Sultan Laith R, Cary Theodore W, Al-Hasani Maryam, Karmacharya Mrigendra B, Venkatesh Santosh S, Assenmacher Charles-Antoine, Radaelli Enrico, Sehgal Chandra M
Ultrasound Research Laboratory, Department of Radiology, University of Pennsylvania, Philadelphia, PA 19104, USA.
Department of Radiology, Children Hospital of Philadelphia, Philadelphia, PA 19104, USA.
AI (Basel). 2022 Sep;3(3):739-750. doi: 10.3390/ai3030043. Epub 2022 Sep 1.

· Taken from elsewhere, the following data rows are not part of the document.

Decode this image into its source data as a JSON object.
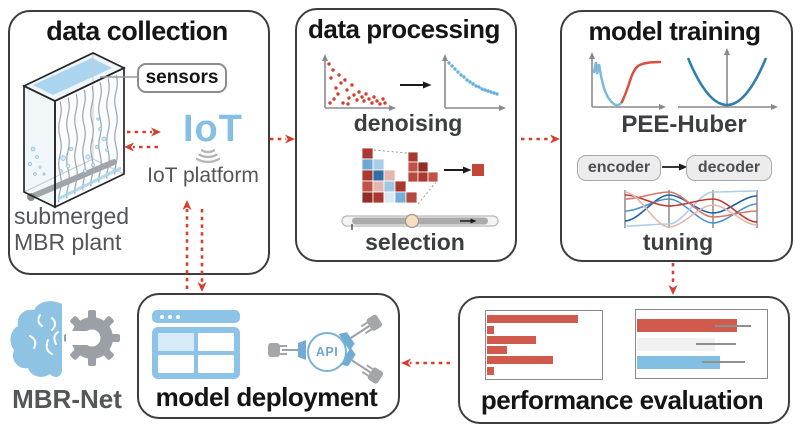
{
  "colors": {
    "arrow_red": "#d5402e",
    "bar_red": "#d05a4c",
    "light_blue": "#85bfe3",
    "curve_blue": "#2e7fab",
    "box_border": "#3d3d3d",
    "gray_text": "#54555a"
  },
  "data_collection": {
    "title": "data collection",
    "sensors_label": "sensors",
    "iot_logo": "IoT",
    "iot_platform_label": "IoT platform",
    "plant_line1": "submerged",
    "plant_line2": "MBR plant"
  },
  "data_processing": {
    "title": "data processing",
    "denoising_label": "denoising",
    "selection_label": "selection"
  },
  "model_training": {
    "title": "model training",
    "loss_label": "PEE-Huber",
    "encoder_label": "encoder",
    "decoder_label": "decoder",
    "tuning_label": "tuning"
  },
  "model_deployment": {
    "title": "model deployment",
    "api_label": "API"
  },
  "performance_evaluation": {
    "title": "performance evaluation"
  },
  "mbr_net": {
    "label": "MBR-Net"
  },
  "chart_data": [
    {
      "type": "bar",
      "orientation": "horizontal",
      "context": "performance evaluation - left metrics chart (bars only, no axis labels shown)",
      "values": [
        0.79,
        0.06,
        0.43,
        0.17,
        0.57,
        0.06
      ],
      "bar_color": "#d05a4c",
      "axis_labels_visible": false
    },
    {
      "type": "bar",
      "orientation": "horizontal",
      "context": "performance evaluation - right comparison chart with error bars (no axis labels shown)",
      "series": [
        {
          "value": 0.77,
          "color": "#d05a4c",
          "error_low": 0.6,
          "error_high": 0.88
        },
        {
          "value": 0.6,
          "color": "#f1f1f1",
          "error_low": 0.45,
          "error_high": 0.76
        },
        {
          "value": 0.64,
          "color": "#82bfe2",
          "error_low": 0.5,
          "error_high": 0.83
        }
      ],
      "axis_labels_visible": false
    }
  ]
}
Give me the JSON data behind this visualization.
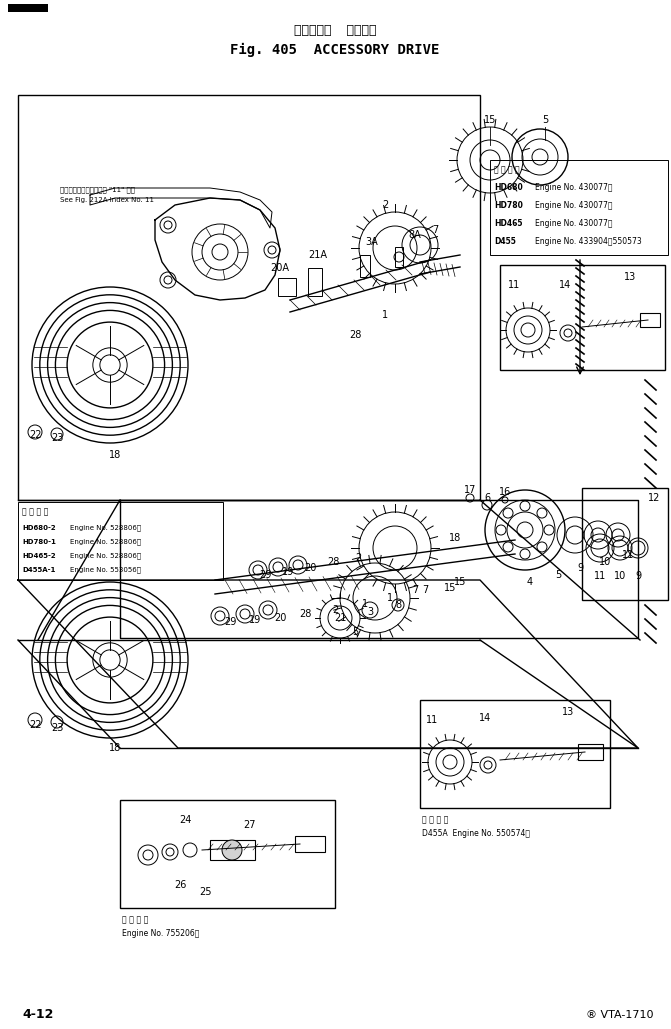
{
  "title_japanese": "アクセサリ  ドライブ",
  "title_english": "Fig. 405  ACCESSORY DRIVE",
  "page_number": "4-12",
  "model_text": "® VTA-1710",
  "background_color": "#ffffff",
  "line_color": "#000000",
  "fig_width": 6.71,
  "fig_height": 10.29,
  "dpi": 100
}
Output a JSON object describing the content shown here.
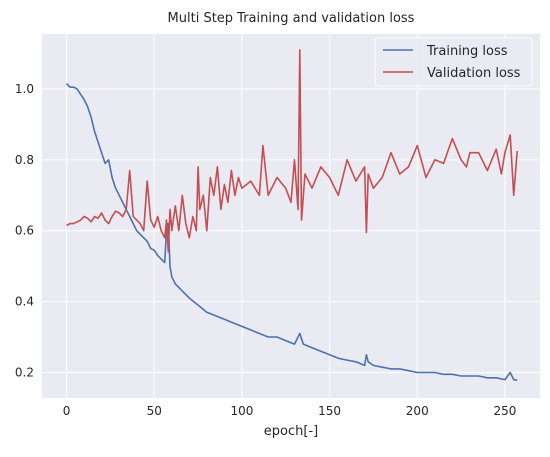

Machine learning for medical imaging not only requires sufficient amounts of data for training and testing but also that the data be independent. It is common to see highly interdependent data whenever there are inherent correlations between observations. This is especially to be expected for sequential imaging data taken from time series. In this study, we evaluate the use of statistical measures to test the independence of sequential ultrasound image data taken from the same case. A total of 1180 B-mode liver ultrasound images with 5903 regions of interests were analyzed. The ultrasound images were taken from two liver disease groups, fibrosis and steatosis, as well as normal cases. Computer-extracted texture features were then used to train a machine learning (ML) model for computer-aided diagnosis. The experiment resulted in high two-category diagnosis using logistic regression, with AUC of 0.928 and high performance of multicategory classification, using random forest ML, with AUC of 0.917. To evaluate the image region independence for machine learning, Jenson-Shannon (JS) divergence was used. JS distributions showed that images of normal liver were independent from each other, while the images from the two disease pathologies were not independent. To guarantee the generalizability of machine learning models, and to prevent data leakage, multiple frames of image data acquired of the same object should be tested for independence before machine learning. Such tests can be applied to real-world medical image problems to determine if images from the same subject can be used for training.
用于医学成像的机器学习不仅需要足够数量的数据进行训练和测试,还要求数据具有独立性。每当观测值之间存在内在相关性时,就会经常看到高度相互依赖的数据。对于从时间序列中获取的连续成像数据而言,尤其如此。在本研究中,我们评估了使用统计量来检验从同一病例获取的连续超声图像数据的独立性。总共分析了1180幅B型肝脏超声图像,其中包含5903个感兴趣区域。这些超声图像取自两个肝脏疾病组,即纤维化和脂肪变性组,以及正常病例组。然后使用计算机提取的纹理特征来训练用于计算机辅助诊断的机器学习(ML)模型。实验结果表明,使用逻辑回归进行二分类诊断的性能较高,曲线下面积(AUC)为0.928;使用随机森林ML进行多分类诊断的性能也较高,AUC为0.917。为了评估机器学习中图像区域的独立性,使用了詹森 - 香农(JS)散度。JS分布表明,正常肝脏的图像相互独立,而来自两种疾病病理的图像则不独立。为了保证机器学习模型的通用性,并防止数据泄露,在进行机器学习之前,应对从同一对象获取的多帧图像数据进行独立性测试。此类测试可应用于实际的医学图像问题,以确定来自同一受试者的图像是否可用于训练。